Patients with psoriasis who were treated with apremilast at any time between Match 1, 2016, and April 24, 2018, were evaluated. Forty-eight patients total were enrolled in the study. Overall, 35.41% (17 of 48) of the participants continued receiving apremilast at the conclusion of the study, with treatment duration ranging from 130 to 627 days. In the current study, the remaining 64.58% (31 of 48) of patients who discontinued therapy did so after an average of 169 days and a median 144 days of treatment. None of the patients were lost to follow-up. The mean drug survival duration was 313 days (95% CI, 247-378 days), and the median drug survival was 200 days.
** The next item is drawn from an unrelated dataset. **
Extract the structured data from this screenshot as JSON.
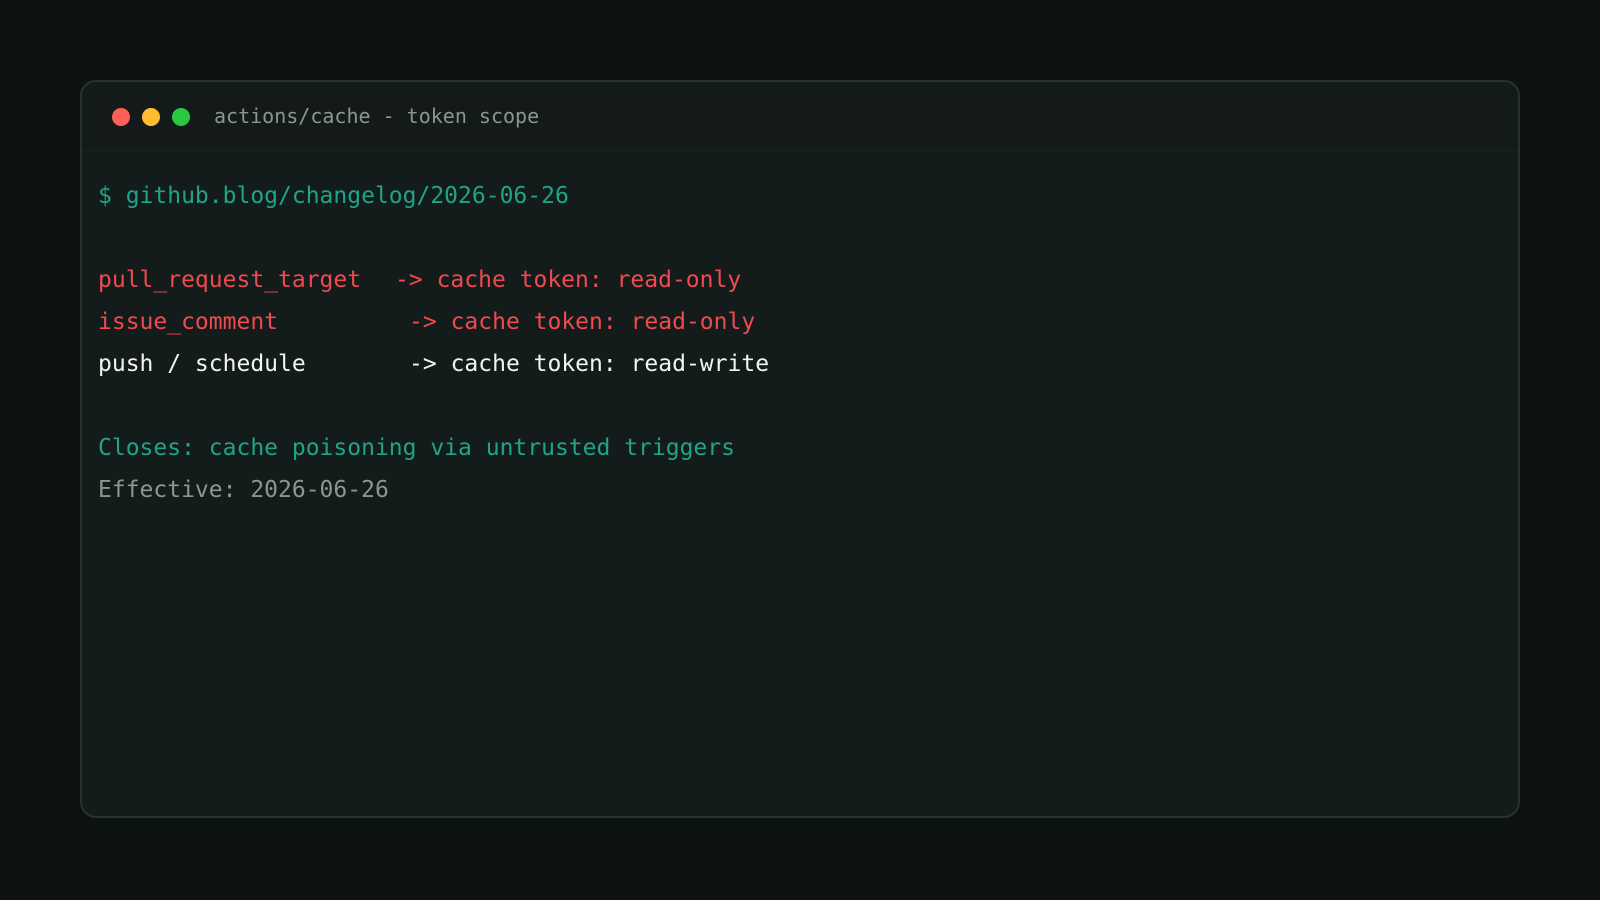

With respect to treatment discontinuation rates, the results of the current study show a higher discontinuation rate (64.58%) compared with discontinuation rates in the study by Lee and associates (50.6%),² the study by Fougerousse and coworkers (44%),³ and the study by Cattan and colleagues (47%).⁴

Although Lee and associates demonstrated similar persistence rates among individuals who had tried other systemic therapies and those who had not,² the striking differences between the 2 studies might be because in the current study, only 4 patients were treatment-naive for systemic therapies, with 31 patients having received ≥2 prior systemic therapies and 11 of them ≥1 biologic agent. This suggests that having received prior treatment might have an effect on drug survival rates. According to a retrospective study by Ighani and coworkers, this implies that patients have more challenging cases of psoriasis in real-world practice than in randomized controlled trials.⁵

The investigators concluded that the results of this study and the comparator studies cited strongly support the need for future studies of apremilast to better understand the appropriate usage of this agent for the treatment of psoriasis.

References

1. Santos-Juanes J, Velasco L, Munguía-Calzada P, Lozano A, Gómez-Díez S. Low drug survival of apremilast for psoriasis in a real-word-setting [published online June 11, 2018]. J Am Acad Dermatol. doi: 10.1016/j.jaad.2018.05.1254
2. Lee EB, Amin M, Wu JJ. Drug survival of apremilast for psoriasis in a real-world setting [published online March 24, 2018]. J Am Acad Dermatol. doi: 10.1016/j.jaad.2018.03.028
3. Fougerousse AC, Parier J, Bastien M, et al. Expérience de l’aprémilast en « vraie vie ». Ann Dermatol Venereol. 2017;144:S105.
4. Cattan R, Bachelerie M, Biard B, Manard S, D’Incan M. L’Otezla® dans la « vraie vie » : attention aux « idées noires » et aux hépatites. Ann Dermatol Venereol. 2017;144:S215.
5. Ighani A. Georgakopoulos JR, Shear NH, Walsh S, Yeung J. Short-term reasons for withdrawal and adverse events associated with apremilast therapy for psoriasis in real-world practice compared with in clinical trials: a multicenter retrospective study. J Am Acad Dermatol. 2018;78(4):801-803.